Bolton were one of the twelve founder members of the Football League, which formed in 1888. Bob Roberts made his League debut on 8 September 1888, playing at wing-half, at Pike's Lane, then home of Bolton Wanderers. The opposition were Derby County. Bolton Wanderers lost the match 6–3. His debut League goal was scored on 6 October 1888 at Turf Moor, home of Burnley Bob Roberts scored Bolton Wanderers only goal in a 4–1 defeat. In the inaugural Football League season, Roberts was ever-present, scoring twice. Bob Roberts was one of five Bolton Wanderers players, who, in season 1888–89 played in every (22) League game. The other four, apart from Roberts, were, James Brogan, Kenny Davenport, John Milne and Davie Weir. Bob Roberts played as a Full–Back (two appearances) in a Bolton Wanderers defence that kept the opposition down to one–League–goal–in–a–match once. Bob Roberts played as a wing–half (20 appearances) in a Bolton Wanderers midfield that achieved big (three–League–goals–or–more) wins on five occasions.
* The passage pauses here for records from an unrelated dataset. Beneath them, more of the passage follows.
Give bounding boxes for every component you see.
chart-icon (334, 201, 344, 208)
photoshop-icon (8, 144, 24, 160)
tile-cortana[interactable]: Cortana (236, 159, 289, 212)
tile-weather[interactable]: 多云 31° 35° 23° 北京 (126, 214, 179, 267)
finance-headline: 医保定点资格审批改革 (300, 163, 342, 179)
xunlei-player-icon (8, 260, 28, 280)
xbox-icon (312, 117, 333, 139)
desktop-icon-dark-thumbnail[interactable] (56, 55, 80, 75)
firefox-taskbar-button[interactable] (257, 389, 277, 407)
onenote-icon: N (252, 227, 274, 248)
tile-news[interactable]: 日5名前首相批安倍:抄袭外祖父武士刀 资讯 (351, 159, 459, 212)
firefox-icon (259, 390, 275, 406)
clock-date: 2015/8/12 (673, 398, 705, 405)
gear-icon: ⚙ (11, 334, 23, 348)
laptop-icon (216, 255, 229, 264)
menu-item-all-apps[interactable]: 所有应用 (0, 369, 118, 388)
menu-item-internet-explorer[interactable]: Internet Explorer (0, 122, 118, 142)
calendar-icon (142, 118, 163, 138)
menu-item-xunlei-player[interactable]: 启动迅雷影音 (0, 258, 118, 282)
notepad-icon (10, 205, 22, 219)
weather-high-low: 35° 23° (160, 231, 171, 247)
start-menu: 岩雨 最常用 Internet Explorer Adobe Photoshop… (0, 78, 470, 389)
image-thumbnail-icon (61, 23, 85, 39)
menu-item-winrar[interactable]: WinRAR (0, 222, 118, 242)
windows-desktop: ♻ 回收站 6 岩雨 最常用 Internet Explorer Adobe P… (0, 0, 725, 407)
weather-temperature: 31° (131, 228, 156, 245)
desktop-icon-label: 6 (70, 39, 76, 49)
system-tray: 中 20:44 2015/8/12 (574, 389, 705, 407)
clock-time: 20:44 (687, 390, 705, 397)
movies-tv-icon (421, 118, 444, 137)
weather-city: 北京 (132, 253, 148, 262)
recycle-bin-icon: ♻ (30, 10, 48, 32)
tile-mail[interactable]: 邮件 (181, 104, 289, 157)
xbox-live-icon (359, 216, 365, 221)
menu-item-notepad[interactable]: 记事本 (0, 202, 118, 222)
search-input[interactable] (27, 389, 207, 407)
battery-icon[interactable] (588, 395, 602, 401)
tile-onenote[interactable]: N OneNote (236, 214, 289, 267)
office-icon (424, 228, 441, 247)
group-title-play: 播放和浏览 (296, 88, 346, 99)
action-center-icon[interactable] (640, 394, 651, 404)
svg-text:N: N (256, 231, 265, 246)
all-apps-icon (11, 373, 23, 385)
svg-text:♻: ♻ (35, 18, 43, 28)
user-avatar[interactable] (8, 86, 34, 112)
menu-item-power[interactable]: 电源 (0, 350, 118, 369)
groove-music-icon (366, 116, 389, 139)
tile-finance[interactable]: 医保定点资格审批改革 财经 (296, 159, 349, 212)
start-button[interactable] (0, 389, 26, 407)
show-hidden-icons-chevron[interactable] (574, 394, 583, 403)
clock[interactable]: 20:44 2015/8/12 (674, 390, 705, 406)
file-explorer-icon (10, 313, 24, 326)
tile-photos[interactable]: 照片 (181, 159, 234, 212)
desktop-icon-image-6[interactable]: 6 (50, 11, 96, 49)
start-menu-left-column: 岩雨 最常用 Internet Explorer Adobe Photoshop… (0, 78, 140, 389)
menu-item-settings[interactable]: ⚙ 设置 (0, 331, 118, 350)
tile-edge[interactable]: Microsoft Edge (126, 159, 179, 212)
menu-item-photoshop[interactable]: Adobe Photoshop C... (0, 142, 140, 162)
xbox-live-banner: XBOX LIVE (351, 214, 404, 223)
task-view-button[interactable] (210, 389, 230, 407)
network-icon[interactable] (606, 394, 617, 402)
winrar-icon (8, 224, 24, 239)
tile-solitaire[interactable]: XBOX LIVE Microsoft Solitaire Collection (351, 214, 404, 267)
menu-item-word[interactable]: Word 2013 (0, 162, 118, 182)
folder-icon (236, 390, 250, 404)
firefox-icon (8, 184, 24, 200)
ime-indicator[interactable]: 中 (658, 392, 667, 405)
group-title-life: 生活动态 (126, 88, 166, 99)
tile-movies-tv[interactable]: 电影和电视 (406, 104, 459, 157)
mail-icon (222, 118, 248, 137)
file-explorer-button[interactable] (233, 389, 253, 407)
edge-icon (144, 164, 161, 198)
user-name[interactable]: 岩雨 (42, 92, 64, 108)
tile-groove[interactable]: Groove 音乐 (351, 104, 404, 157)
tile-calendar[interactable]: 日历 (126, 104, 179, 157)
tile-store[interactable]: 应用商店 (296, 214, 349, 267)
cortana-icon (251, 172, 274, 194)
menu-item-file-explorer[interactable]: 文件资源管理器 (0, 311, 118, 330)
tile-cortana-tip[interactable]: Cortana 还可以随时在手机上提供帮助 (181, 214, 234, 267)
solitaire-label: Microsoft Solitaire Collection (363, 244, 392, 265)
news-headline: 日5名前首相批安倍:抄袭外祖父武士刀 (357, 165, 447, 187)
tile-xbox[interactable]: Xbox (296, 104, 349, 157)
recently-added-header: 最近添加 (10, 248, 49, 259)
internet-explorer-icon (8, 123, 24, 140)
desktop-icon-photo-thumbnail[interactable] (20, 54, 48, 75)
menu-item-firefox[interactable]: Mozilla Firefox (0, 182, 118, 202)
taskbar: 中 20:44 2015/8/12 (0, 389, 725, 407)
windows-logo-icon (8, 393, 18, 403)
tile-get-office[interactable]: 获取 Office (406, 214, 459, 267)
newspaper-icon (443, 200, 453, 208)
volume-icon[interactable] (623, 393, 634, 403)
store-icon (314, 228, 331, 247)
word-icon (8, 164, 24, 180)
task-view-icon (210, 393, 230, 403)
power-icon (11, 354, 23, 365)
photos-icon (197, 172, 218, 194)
In 1889, Roberts was described as "a very fast man (120 yards in 13 seconds), a splendid dribbler and difficult to overcome in possession of the ball". One newspaper dubbed him "the best half back in England".

Roberts remained at Bolton until March 1892, when he moved to Preston North End where he played five league matches at the end of the 1891–92 season. Later that year, he dropped down to the Second Division, spending one season with Lincoln City before retiring.

==Later career==
On completing his playing career, Roberts was briefly trainer to Leicester Fosse before returning to settle in the Wrexham area.

Towards the end of his life, he lived in the almshouses at Ruabon where he was known as "Bob Bolton". The walls of his room were said to be covered in photographs of Bolton, Preston and Wales, leaving little room for anything else.

==International appearances==
Roberts made nine appearances for Wales in official international matches, as follows:

| Date | Venue | Opponent | Result | Goals | Competition |
|---|---|---|---|---|---|
| 29 March 1884 | Cathkin Park, Glasgow | Scotland | 1–4 | 1 | British Home Championship |
| 21 March 1887 | Racecourse Ground, Wrexham | Scotland | 0–2 | 0 | British Home Championship |
| 4 February 1888 | Nantwich Road, Crewe | England | 1–5 | 0 | British Home Championship |
| 10 March 1888 | Easter Road, Edinburgh | Scotland | 1–5 | 0 | British Home Championship |
| 23 February 1889 | Victoria Ground, Stoke-on-Trent | England | 1–4 | 0 | British Home Championship |
| 15 April 1889 | Racecourse Ground, Wrexham | Scotland | 0–0 | 0 | British Home Championship |
| 22 March 1890 | Racecourse Ground, Wrexham | Scotland | 0–5 | 0 | British Home Championship |
| 27 February 1892 | Penrhyn Park, Bangor | Ireland | 1–1 | 0 | British Home Championship |
| 26 March 1892 | Tynecastle Park, Edinburgh | Scotland | 1–6 | 0 | British Home Championship |

In addition, he appeared in the second match played against a visiting Canadian XI in 1891.